Michel de Montaigne

"The art of dining well is no slight art, the pleasure not a slight pleasure"

Chaîne des Rôtisseurs akşam yemeği Seraser Fine Dining Restaurant'ta düzenlendi

20 Mart 2010 tarihinde Seraser Fine Dining Restaurant'ta gerçekleştirilen Chaîne des Rôtisseurs akşam yemeğine çok sayıda seçkin davetlinin yanı sıra Chaîne des Rôtisseurs Derneği Türkiye Başkanı Sn.Muhammed Hammam ve Antalya Başkanı Sn.Atok İlhan'da katıldı. Yemek başlamadan önce konuşma yapan İlhan , açılmasından bu yana sadece 4 ay geçmesine rağmen, Antalya'nın yeni yıldızı olarak nitelendirdiği Seraser için "Seraser yine Şaheser" yorumunu yaptı.
Yemeklerin yapımında emeğini ve tecrübelerini esirgemeyen Seraser Restaurant mutfak danışmanı Sn.David Shipman ve yine özellikle Seraser'in ev yapımı ekmekleri konusunda ki danışmanı Sn.Dilistan Shipman tüm yemek boyunca mutfaktan ayrılmayarak, Seraser Mutfak şefi Gökhan Çatmaz ve ekibinin de gayretli çabaları eşliğinde misafirlere unutulmaz lezzetler sundular.
Tüm yemeklerin ayrı şaraplarla eşleştirildiği yemek sonrasında konuşma yapan Sn.Muhammed Hammam " Bundan sonra gerçekleştirilecek yemekler için diğer şeflerin bir hayli fazla çaba göstermesi gerekecek" diyerek yemeklerden, yemeklerin sunumundan, yemek ve şarap eşleşmesinden ve Seraser'in ambiyansından ne kadar etkilendiğini dile getirdi.
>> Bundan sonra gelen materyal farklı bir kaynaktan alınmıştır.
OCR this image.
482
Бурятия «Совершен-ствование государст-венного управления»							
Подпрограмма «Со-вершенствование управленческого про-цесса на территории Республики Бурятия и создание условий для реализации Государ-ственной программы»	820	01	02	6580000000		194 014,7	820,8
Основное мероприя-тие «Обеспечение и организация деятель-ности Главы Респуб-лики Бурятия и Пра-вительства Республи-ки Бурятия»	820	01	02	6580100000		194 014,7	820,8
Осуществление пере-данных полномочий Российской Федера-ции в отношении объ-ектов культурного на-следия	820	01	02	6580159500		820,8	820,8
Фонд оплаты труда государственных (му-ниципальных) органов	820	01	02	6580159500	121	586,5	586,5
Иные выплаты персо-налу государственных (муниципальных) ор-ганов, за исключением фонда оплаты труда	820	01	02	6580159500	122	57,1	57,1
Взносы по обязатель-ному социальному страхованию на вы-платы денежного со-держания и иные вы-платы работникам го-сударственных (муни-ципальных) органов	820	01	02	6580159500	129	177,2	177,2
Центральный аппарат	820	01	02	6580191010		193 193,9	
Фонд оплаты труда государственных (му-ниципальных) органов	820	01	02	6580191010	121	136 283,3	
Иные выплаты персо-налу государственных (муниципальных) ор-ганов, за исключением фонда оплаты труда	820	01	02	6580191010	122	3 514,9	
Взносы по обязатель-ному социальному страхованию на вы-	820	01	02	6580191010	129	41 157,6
VIP Turizm akşam yemeği...

Ülkemizin önde gelen turizm şirketlerinden olan VIP Turizm, Fransa'dan gelen özel bir grubu, Seraser Fine Dining Restaurant'ta ağırladı. Seraser mutfağının öne çıkan ürünlerinin ikram edildiği gecede, yemeğin finali Türk kahveli krem brulée olan Sultan Kahvesi ile yapıldı.
Lezzetler karşısında beğenilerini dile getiren misafirler, tüm Seraser ekibine teşekkürlerini sundular.
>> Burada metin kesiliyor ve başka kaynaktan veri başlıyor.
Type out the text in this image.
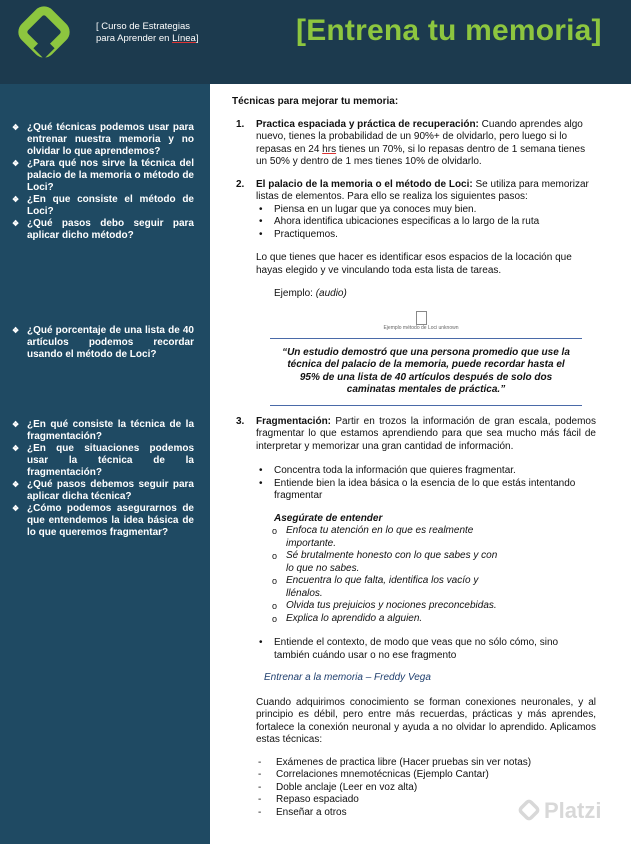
[ Curso de Estrategias
para Aprender en Línea]	[Entrena tu memoria]
❖ ¿Qué técnicas podemos usar para entrenar nuestra memoria y no olvidar lo que aprendemos?
❖ ¿Para qué nos sirve la técnica del palacio de la memoria o método de Loci?
❖ ¿En que consiste el método de Loci?
❖ ¿Qué pasos debo seguir para aplicar dicho método?
❖ ¿Qué porcentaje de una lista de 40 artículos podemos recordar usando el método de Loci?
❖ ¿En qué consiste la técnica de la fragmentación?
❖ ¿En que situaciones podemos usar la técnica de la fragmentación?
❖ ¿Qué pasos debemos seguir para aplicar dicha técnica?
❖ ¿Cómo podemos asegurarnos de que entendemos la idea básica de lo que queremos fragmentar?
Técnicas para mejorar tu memoria:
1. Practica espaciada y práctica de recuperación: Cuando aprendes algo nuevo, tienes la probabilidad de un 90%+ de olvidarlo, pero luego si lo repasas en 24 hrs tienes un 70%, si lo repasas dentro de 1 semana tienes un 50% y dentro de 1 mes tienes 10% de olvidarlo.
2. El palacio de la memoria o el método de Loci: Se utiliza para memorizar listas de elementos. Para ello se realiza los siguientes pasos:
• Piensa en un lugar que ya conoces muy bien.
• Ahora identifica ubicaciones especificas a lo largo de la ruta
• Practiquemos.
Lo que tienes que hacer es identificar esos espacios de la locación que hayas elegido y ve vinculando toda esta lista de tareas.
Ejemplo: (audio)
Ejemplo método de Loci unknown
“Un estudio demostró que una persona promedio que use la técnica del palacio de la memoria, puede recordar hasta el 95% de una lista de 40 artículos después de solo dos caminatas mentales de práctica.”
3. Fragmentación: Partir en trozos la información de gran escala, podemos fragmentar lo que estamos aprendiendo para que sea mucho más fácil de interpretar y memorizar una gran cantidad de información.
• Concentra toda la información que quieres fragmentar.
• Entiende bien la idea básica o la esencia de lo que estás intentando fragmentar
Asegúrate de entender
o Enfoca tu atención en lo que es realmente importante.
o Sé brutalmente honesto con lo que sabes y con lo que no sabes.
o Encuentra lo que falta, identifica los vacío y llénalos.
o Olvida tus prejuicios y nociones preconcebidas.
o Explica lo aprendido a alguien.
• Entiende el contexto, de modo que veas que no sólo cómo, sino también cuándo usar o no ese fragmento
Entrenar a la memoria – Freddy Vega
Cuando adquirimos conocimiento se forman conexiones neuronales, y al principio es débil, pero entre más recuerdas, prácticas y más aprendes, fortalece la conexión neuronal y ayuda a no olvidar lo aprendido. Aplicamos estas técnicas:
- Exámenes de practica libre (Hacer pruebas sin ver notas)
- Correlaciones mnemotécnicas (Ejemplo Cantar)
- Doble anclaje (Leer en voz alta)
- Repaso espaciado
- Enseñar a otros	Platzi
Seraser Fine Dining Restaurant Kavaklıdere Şarapları'nın Antalya ekibini ağırladı.

Kavaklıdere, şarap severlere yeni ürünler sunmaya devam ediyor. Kavaklıdere yönetici ve satış kadrosu piyasaya yeni çıkacak olan yeni şaraplarının tadımı için Seraser Restaurant'ta bir araya geldi. Enfes şaraplarla Seraser'in birbirinden farklı lezzetleri eşleştirilerek tadına doyum olmaz bir ziyafet gerçekleştirildi.

Incity Dergisi 2.yıl kutlaması Seraser Fine Dining Restaurant'ta gerçekleşti.

Yayın hayatına başlamasının 2.yılını Seraser Fine Dining Restaurant' ta kutlayan Incity Dergisi ekibini, geceye davetli dostları yanlız bırakmadı. Birbirinden leziz yemeklerle mest olan tüm konuklar, gecenin geç saatlerine kadar Seraser'in büyülü ortamında, Jazz orkestrasının müzikleriyle doyasıya eğlendiler.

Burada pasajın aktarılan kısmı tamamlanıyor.